Madison & the Only Test That Matters

Had I the power to create one national holiday, it would be James Madison Day, to be observed annually on his birthday, the 16th of March.  Such a day may help us remember the only test that matters for any elected official.

While George Washington holds title as the father of our country, James Madison is our national architect.  Madison is the father of our Constitution, an author of the Federalist Papers, and prime mover of our Bill of Rights.  He may popularly remain in the shadow of Thomas Jefferson, but it could well be argued that he, Madison, was the greater of the two friends.

With a Presidential election heating up, my thoughts invariably turn to Madison and his near-sacred creations.

Madison loved freedom and liberty but faced the historical problem of stability in popular government.  He understood that popular rule often led to mob rule,  and so sought to protect the inherent rights of every individual – for it was the individual, not the community, that was created in God’s image, and thus was sovereign.  Combing histories both recent and ancient, Madison looked for ways to control the baser impulses of man, without placing man under control.

Ultimately, Madison devised what he called a “republican remedy” to the problems of popular government.  With a separation of powers and sufficient checks and balances, Madison believed he could provide a stable society and retain the position of the individual as being above (that is, greater than) the state.  The result is the canon of America, referenced above.

Madison bequeathed the nation as perfect a system of governance as had ever existed before, or since.  But there is a catch.   Madison knew this.  In perfection there is ever an inherent fragility.  Madison warned that success in the American experiment required two ingredients that he was powerless to provide to future generations.

America could be a great and free nation of free men if and only if Americas maintained a value on “self-government” and vigilance to the “sacred fire of liberty.”

By self-government Madison recognized that everyone need participate and become stakeholders in the well-being and continuance of America.  Madison also made clear that self-government began with each man governing first himself.

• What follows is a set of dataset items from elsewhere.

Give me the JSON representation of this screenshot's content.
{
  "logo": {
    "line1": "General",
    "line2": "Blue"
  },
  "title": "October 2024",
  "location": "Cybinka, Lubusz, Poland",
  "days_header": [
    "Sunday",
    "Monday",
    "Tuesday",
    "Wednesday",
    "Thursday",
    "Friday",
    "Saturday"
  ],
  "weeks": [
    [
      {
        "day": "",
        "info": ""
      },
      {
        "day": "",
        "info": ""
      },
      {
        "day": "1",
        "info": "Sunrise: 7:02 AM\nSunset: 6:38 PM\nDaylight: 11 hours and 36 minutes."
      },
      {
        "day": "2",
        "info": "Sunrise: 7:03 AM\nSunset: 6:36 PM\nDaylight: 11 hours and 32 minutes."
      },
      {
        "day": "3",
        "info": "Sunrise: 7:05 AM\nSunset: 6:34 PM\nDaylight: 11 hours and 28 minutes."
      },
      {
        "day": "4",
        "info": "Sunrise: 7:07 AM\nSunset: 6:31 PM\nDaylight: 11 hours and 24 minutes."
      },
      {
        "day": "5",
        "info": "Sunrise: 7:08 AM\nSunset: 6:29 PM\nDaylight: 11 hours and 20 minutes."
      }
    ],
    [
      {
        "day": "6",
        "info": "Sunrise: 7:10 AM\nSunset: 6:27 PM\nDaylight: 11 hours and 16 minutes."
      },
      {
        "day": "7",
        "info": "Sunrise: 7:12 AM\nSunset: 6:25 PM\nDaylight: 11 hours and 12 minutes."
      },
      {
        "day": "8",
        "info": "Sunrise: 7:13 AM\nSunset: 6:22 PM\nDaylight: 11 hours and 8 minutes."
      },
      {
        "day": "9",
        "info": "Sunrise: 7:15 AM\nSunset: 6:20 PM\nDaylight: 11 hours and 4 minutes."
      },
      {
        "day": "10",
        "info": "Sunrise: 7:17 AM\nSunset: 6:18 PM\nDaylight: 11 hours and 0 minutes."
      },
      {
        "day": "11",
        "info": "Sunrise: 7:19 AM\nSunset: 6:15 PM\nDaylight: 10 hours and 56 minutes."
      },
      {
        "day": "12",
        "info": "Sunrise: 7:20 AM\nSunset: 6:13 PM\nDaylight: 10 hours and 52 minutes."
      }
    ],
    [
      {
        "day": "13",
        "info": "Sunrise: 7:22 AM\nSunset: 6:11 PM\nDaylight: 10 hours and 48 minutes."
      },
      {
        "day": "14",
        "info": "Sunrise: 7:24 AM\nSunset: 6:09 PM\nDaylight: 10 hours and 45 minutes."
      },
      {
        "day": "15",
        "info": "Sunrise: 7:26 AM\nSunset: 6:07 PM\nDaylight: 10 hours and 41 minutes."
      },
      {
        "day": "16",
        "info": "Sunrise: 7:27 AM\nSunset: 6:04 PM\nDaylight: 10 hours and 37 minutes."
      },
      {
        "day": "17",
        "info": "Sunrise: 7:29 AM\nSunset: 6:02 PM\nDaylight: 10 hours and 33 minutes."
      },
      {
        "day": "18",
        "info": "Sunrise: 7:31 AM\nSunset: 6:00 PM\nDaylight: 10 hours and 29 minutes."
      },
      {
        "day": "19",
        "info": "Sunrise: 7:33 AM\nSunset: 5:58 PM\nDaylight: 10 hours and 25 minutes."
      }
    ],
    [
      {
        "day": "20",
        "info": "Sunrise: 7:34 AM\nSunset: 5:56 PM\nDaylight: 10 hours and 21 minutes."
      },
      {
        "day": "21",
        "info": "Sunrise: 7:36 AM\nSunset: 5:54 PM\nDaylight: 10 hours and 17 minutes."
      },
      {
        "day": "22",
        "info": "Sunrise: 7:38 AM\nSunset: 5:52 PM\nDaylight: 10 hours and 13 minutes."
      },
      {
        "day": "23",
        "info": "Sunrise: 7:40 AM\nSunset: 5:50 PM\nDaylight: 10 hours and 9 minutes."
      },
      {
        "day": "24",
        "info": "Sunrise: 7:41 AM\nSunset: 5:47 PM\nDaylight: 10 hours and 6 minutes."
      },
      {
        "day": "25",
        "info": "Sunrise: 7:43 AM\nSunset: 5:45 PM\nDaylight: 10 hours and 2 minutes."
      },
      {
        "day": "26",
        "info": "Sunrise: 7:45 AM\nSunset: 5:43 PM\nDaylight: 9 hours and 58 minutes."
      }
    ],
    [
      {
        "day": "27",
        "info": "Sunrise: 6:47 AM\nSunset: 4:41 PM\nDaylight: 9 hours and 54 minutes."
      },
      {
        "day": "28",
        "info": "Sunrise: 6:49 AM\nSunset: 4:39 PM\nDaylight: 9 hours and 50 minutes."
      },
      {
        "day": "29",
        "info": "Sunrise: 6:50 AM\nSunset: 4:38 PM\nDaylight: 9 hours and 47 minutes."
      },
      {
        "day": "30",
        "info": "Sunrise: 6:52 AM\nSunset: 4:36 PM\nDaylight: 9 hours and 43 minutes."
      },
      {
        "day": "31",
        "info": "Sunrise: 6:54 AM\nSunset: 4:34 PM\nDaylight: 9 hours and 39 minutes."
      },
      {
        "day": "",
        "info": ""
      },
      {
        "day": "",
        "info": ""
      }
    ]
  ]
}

Vigilance to the “sacred fire of liberty” requires each and every man to hold his freedom, and thus the equal freedom of all others, as the greatest trophy of life.  Liberty necessarily involves some risk and uncertainty, but it must nevertheless be prized as if given by God himself – because it is.

Madison’s instructive warning resonates still.  In preparing for the election of an American President we should look past all the distractions, promises, and rhetoric and ask which candidate is most committed to defending self-government and stoking the sacred fire of liberty.